I have taken the liberty of copying Calculated Risk's post today titled Pending Home Sales Increase in July:
"From the NAR: Pending Home Sales on a Record Roll
The Pending Home Sales Index, a forward-looking indicator based on contracts signed in July, increased 3.2 percent to 97.6 from a reading of 94.6 in June, and is 12.0 percent higher than July 2008 when it was 87.1. The index is at the highest level since June 2007 when it was 100.7....
NAR estimates that about 1.8 to 2.0 million first-time buyers will take advantage of the $8,000 tax credit this year, with approximately 350,000 additional sales that would not have taken place without the credit. emphasis added (by CR)
The increase in pending sales has been mostly from lower priced homes with demand from first time home buyers (taking advantage of the tax credit) and investors.
And look at the cost of the tax credit! If NAR is close to being correct, 2 million buyers will claim the tax credit - times $8,000 - is $16 billion. But this only resulted in "approximately 350,000 additional sales".
So this tax credit cost taxpayers about $45,000 per each additional home sold. Not very effective ... especially considering most of these are lower priced homes."
DoctoRx here now.
CR generally avoids what might be political commentary (save for occasional praise for Dr. Bernanke). For him to point out how cost-ineffective this first-time home-buyer stimulus can be adjudged to be says something to me.
Could this have something to do why the stock market is selling off on this "good news" and the upside surprise out of the ISM?
What is the 10-year yield doing dropping to 3.38 on this news?
Could it be that the fine economics blogger Ed Harrison got it precisely right when he predicted several months ago that we would experience a "False Recovery"?
This blog stated several times this winter that the most important thing for Government to do was provide succor for the needy who were hurt by the sharpness and suddenness of this economic downturn that may or may not have technically ended, but that the economy had been whipped too hard, and that economic steroids/adrenaline/dope/alcohol were a mistake. Tired people need to rest. Shopped-out shoppers need to save. An over-housed country suffering from mortgage fraud on a massive scale does not to blow another mortgage bubble. As was pointed out in a book on the Great Depression, when a truly useful new product came on the market, most people found a way to buy it. There is no New New Thing now. There will be.

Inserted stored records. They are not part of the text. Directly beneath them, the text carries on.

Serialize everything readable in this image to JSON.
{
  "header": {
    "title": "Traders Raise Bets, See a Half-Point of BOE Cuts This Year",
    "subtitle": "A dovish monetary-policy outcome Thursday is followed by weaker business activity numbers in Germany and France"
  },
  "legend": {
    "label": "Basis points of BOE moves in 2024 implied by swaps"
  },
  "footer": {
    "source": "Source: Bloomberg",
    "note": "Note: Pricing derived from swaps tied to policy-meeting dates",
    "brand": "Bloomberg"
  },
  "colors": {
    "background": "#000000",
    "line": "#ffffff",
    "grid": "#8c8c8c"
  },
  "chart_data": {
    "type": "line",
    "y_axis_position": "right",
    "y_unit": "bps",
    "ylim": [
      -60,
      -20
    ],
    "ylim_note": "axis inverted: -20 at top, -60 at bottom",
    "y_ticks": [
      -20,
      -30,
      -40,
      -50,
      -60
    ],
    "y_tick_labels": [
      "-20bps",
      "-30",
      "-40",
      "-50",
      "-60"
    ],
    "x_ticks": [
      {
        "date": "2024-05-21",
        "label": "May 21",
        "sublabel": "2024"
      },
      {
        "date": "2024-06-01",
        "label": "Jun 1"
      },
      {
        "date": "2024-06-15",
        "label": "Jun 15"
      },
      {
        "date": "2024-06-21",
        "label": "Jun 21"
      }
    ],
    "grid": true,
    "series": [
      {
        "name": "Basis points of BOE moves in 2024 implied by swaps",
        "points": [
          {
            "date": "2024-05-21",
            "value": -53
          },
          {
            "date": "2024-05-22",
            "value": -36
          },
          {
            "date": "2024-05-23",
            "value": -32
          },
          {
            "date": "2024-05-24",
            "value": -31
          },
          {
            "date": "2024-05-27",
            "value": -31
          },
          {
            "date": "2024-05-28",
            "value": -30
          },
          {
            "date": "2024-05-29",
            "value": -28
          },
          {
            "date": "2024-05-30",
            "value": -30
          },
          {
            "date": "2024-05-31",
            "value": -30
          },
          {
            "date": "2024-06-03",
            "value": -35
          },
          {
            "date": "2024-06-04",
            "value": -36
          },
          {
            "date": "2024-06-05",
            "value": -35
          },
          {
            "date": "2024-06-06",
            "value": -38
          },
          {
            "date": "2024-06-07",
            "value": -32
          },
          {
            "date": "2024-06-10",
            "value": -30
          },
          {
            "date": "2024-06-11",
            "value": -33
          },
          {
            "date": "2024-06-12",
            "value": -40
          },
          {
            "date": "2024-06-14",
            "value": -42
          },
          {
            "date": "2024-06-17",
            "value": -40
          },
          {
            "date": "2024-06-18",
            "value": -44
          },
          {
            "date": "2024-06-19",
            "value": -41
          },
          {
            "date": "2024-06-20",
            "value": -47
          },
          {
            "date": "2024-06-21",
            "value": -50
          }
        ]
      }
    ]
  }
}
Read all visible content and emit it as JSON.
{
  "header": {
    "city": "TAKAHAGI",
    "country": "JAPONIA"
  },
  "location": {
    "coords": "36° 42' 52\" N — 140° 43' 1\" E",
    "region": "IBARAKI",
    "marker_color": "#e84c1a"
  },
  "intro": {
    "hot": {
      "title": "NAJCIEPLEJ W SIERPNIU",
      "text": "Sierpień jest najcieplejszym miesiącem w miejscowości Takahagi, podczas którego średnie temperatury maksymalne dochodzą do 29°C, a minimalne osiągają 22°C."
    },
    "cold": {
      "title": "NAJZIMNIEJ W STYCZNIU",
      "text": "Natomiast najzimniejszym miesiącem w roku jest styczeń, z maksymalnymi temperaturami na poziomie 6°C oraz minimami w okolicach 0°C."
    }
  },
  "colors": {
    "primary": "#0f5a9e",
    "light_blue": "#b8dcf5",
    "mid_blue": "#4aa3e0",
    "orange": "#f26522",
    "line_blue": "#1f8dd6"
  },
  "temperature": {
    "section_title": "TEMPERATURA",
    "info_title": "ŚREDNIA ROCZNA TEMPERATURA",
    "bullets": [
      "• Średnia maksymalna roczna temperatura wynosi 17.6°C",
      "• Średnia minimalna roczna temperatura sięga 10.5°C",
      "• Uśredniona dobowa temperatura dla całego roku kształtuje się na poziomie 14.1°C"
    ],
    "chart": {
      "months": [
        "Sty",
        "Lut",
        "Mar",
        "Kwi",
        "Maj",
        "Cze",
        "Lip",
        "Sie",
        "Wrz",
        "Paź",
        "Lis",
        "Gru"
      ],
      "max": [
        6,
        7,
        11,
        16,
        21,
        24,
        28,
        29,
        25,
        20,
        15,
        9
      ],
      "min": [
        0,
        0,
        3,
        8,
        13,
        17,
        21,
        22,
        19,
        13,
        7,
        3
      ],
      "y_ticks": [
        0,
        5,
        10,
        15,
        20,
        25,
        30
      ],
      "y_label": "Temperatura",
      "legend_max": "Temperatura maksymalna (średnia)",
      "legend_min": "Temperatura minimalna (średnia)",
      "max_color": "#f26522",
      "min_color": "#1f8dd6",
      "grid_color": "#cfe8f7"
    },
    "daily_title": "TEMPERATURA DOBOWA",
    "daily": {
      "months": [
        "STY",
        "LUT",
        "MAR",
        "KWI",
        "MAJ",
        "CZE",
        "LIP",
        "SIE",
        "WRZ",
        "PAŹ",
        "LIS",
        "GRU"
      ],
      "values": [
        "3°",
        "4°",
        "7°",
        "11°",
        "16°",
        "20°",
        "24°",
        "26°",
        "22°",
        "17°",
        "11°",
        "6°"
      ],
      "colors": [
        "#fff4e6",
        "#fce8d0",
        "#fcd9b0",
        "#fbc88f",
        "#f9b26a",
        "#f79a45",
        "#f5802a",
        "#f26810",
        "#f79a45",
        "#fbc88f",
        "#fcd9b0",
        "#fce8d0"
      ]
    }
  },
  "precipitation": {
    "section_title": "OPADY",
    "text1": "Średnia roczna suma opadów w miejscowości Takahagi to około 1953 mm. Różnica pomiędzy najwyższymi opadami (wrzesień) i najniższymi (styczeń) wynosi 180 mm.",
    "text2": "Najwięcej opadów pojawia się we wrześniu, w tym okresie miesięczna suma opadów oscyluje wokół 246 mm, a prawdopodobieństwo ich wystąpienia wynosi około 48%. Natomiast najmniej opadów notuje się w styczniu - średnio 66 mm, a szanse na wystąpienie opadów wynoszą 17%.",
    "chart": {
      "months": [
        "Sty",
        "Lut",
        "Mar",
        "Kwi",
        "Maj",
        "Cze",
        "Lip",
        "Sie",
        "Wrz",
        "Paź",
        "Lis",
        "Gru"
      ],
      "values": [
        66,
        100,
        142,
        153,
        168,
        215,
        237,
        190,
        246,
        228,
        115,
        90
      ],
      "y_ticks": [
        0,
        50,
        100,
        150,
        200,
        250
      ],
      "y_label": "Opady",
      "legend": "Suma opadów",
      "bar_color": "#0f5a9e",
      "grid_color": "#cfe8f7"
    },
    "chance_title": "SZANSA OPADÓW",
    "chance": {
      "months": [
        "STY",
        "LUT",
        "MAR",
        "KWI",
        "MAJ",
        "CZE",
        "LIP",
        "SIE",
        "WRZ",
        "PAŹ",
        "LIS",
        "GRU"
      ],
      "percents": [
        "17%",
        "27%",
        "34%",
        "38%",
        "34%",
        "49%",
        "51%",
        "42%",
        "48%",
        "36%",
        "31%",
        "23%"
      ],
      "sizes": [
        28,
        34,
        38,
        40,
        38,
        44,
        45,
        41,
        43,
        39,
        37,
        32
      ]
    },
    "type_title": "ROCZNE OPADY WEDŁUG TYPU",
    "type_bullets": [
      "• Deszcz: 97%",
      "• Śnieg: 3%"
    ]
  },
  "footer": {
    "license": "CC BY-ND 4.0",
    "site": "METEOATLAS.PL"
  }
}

Meanwhile, there is some complacency, as exemplified by this headline in Yahoo/Finance, Why September May Not Be That Scary (duh, of course anything may happen):
September has historically been a month when stocks rose only if they had fallen in the preceding months, but this does not mean this month should be the same, as conditions now are very different, two market analysts told CNBC Tuesday.
"What we think is that most fund managers or at least part of them have missed the rally," Christian Blaabjerg, equity strategist at Saxo Bank, told "Worldwide Exchange".
Combined with the record low interest rates and stimulus money across the world, this can keep the market consolidation going, Blaabjerg added.
The US economy is under the influence of an "enormous monetary and fiscal stimulus," and it is possible that stocks will continue to rise on the back of improved hopes for recovery, Michael Ivanovitch, president at MSI Global, told CNBC.
"I'm glad I am out of New York for this September superstition," Ivanovitch said.
Apart from the better data, there is also a better mood about the economy that might continue to influence stocks, he said. "Hopefully, some doom and gloom people have been put out of business for a while," he added.
I would rather that Mr. Blaabjerg not have told CNBC that it's different this time to support a bullish point of view. I would rather than Mr. Ivanovitch not have called a true fact-- that September historically has been a mildly down month (and the only one) for stocks--a superstition. Past performance may not predict future performance, but a fact is not a superstition.
Assets with value propositions behind them that are seemingly incompatible--gold and Treasury notes, are flat to up in price on the day, whereas GE and the financials are seeing real profit-taking. Gold especially continues to look strong. Long-term, however, CR's observation about how cost-ineffective government "stimulus" has been for housing (typical, I would add), adds to the strength of a Japan scenario: pushing on a string and all that sort of stuff. That just possibly could mean much lower interest rates than almost anyone thinks possible.